Petersen pushed him back into the room with a straight arm to the chest. Gupas tripped on the filthy rag of green shag carpeting on the floor and fell onto his back still looking bug-eyed at Petersen.
Stinza closed the door and dropped his gym bag beside the supine Gupas. Petersen sat on Gupas’s chest with his arms pinning the shoulders. Stinza knelt beside Gupas and placed three fingers of each hand on the right and left carotid arteries of Gupas’s neck just above and lateral to the Adam’s apple. There would be no marks and no hemorrhages in the brain tissue at autopsy. Gupas passed out immediately. Petersen switched his position to be ready to press on the neck again if Gupas started to move. They had less than 2-minutes before reflexes kicked in to re-establish the normal brain blood flow for Gupas to wake up.
Stinza created a mixture of the amphetamine from the contents of the “black beauty” capsules and the melted cocaine crystals with his Cricket lighter. After the drugs liquefied and were drawn up into the 3-cc syringe, he injected the lethal “speedball” into a vein in Gupas’s left antecubital fossa in front of the left elbow. He left the released tourniquet, which was Gupas’s belt, and the needled syringe in place. Gupas died within 20-seconds from an overdose of his favorite stimulants. Petersen and Stinza left additional evidence of drug supply and paraphernalia with Gupas. They turned on the boom box and the tinny Latino music filled the room. The duo left the apartment after making sure no indication of their presence remained.

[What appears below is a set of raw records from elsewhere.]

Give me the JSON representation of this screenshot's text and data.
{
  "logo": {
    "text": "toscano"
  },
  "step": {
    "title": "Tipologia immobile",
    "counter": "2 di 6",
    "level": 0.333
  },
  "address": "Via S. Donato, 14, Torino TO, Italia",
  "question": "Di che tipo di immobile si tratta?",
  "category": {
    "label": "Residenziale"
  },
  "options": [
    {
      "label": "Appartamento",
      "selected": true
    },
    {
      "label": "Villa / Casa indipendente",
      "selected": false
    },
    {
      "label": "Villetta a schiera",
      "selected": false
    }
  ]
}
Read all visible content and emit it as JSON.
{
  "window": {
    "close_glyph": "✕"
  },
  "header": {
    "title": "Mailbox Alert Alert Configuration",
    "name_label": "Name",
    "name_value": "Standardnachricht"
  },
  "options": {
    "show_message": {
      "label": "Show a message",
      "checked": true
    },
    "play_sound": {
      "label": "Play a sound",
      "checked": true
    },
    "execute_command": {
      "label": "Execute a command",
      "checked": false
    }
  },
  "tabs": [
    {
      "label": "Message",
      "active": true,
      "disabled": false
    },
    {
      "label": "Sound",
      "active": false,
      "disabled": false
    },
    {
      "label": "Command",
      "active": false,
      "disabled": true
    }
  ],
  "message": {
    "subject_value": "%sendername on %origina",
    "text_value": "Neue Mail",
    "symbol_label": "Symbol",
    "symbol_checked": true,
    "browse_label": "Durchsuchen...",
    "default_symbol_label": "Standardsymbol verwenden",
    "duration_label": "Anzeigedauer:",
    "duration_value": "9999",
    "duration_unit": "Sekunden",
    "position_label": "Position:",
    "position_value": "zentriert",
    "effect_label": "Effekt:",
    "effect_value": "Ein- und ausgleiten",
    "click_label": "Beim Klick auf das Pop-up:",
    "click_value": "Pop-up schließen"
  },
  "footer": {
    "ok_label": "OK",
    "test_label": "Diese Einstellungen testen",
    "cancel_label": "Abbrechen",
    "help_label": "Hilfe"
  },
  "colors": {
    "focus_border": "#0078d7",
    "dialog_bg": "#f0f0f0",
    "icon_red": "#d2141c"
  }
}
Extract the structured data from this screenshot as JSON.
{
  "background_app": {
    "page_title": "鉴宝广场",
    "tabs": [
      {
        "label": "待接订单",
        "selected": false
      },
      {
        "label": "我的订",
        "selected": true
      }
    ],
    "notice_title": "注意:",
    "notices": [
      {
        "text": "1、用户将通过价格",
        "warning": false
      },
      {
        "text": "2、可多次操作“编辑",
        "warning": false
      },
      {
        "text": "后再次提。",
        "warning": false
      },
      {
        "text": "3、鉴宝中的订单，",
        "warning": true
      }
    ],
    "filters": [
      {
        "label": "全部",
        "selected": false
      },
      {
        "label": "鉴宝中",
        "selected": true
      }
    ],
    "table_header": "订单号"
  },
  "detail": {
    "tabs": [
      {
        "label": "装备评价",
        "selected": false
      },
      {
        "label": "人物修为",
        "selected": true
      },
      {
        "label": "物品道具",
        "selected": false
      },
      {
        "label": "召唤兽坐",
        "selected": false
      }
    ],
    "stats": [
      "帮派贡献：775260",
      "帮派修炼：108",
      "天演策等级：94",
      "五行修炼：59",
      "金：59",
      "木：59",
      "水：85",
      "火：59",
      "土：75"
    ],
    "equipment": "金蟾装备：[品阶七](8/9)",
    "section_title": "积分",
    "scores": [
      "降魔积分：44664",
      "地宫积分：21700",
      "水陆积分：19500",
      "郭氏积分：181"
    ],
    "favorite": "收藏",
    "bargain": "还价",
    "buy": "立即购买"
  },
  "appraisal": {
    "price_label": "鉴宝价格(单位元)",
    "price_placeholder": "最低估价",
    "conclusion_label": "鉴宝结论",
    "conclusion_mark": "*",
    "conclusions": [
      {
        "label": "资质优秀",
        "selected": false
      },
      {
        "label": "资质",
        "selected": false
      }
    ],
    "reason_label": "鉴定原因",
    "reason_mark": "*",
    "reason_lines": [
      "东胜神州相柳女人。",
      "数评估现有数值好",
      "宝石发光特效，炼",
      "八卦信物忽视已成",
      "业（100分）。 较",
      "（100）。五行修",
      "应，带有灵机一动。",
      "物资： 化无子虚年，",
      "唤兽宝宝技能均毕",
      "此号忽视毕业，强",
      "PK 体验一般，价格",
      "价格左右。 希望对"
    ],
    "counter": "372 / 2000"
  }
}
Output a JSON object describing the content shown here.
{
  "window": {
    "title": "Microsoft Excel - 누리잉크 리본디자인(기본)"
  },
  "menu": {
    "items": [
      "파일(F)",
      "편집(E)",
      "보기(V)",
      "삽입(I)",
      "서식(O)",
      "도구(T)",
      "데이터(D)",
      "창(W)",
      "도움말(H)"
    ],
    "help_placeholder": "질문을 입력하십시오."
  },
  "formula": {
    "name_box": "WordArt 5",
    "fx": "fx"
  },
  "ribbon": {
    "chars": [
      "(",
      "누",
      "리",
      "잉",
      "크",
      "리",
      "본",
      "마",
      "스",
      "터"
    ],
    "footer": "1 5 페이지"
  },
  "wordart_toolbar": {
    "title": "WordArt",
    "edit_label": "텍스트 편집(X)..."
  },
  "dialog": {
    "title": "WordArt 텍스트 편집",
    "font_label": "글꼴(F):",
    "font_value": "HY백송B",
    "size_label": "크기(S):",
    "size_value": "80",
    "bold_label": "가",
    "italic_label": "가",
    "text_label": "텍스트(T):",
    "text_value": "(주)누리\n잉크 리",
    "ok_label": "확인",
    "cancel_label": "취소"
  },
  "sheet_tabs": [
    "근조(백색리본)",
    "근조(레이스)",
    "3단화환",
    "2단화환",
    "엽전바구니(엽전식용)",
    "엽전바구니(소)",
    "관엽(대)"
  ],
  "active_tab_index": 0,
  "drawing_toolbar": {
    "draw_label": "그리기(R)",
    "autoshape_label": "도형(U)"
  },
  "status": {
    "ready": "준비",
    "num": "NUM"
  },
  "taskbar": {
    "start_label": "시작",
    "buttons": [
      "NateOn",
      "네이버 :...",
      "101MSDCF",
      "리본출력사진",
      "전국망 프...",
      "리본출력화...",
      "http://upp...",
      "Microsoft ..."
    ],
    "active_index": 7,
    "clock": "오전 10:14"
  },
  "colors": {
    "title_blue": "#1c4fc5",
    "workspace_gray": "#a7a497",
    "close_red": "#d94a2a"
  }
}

There was still no one in the apartment hallways or out in the street. Stinza settled in the passenger seat and grabbed Petersen by the shoulder.
“We agreed there would be no knives.”
“I didn’t bring it with me today. It was needed for that other piece of shit drug dealer and he won’t be talking.” Petersen removed Stinza’s hand and started the car.
“How can you be so sure?” Stinza looked steely-eyed into Petersen’s’ orbits.
“Jinko Hernandez never saw me before 2-days ago. He didn’t know me. The guy is a wanted felon and is marked by other dealers for giving them a screwing in both product and price.” Petersen paused and Marco’s voice continued the reply. “And besides, how can a person talk without a tongue?”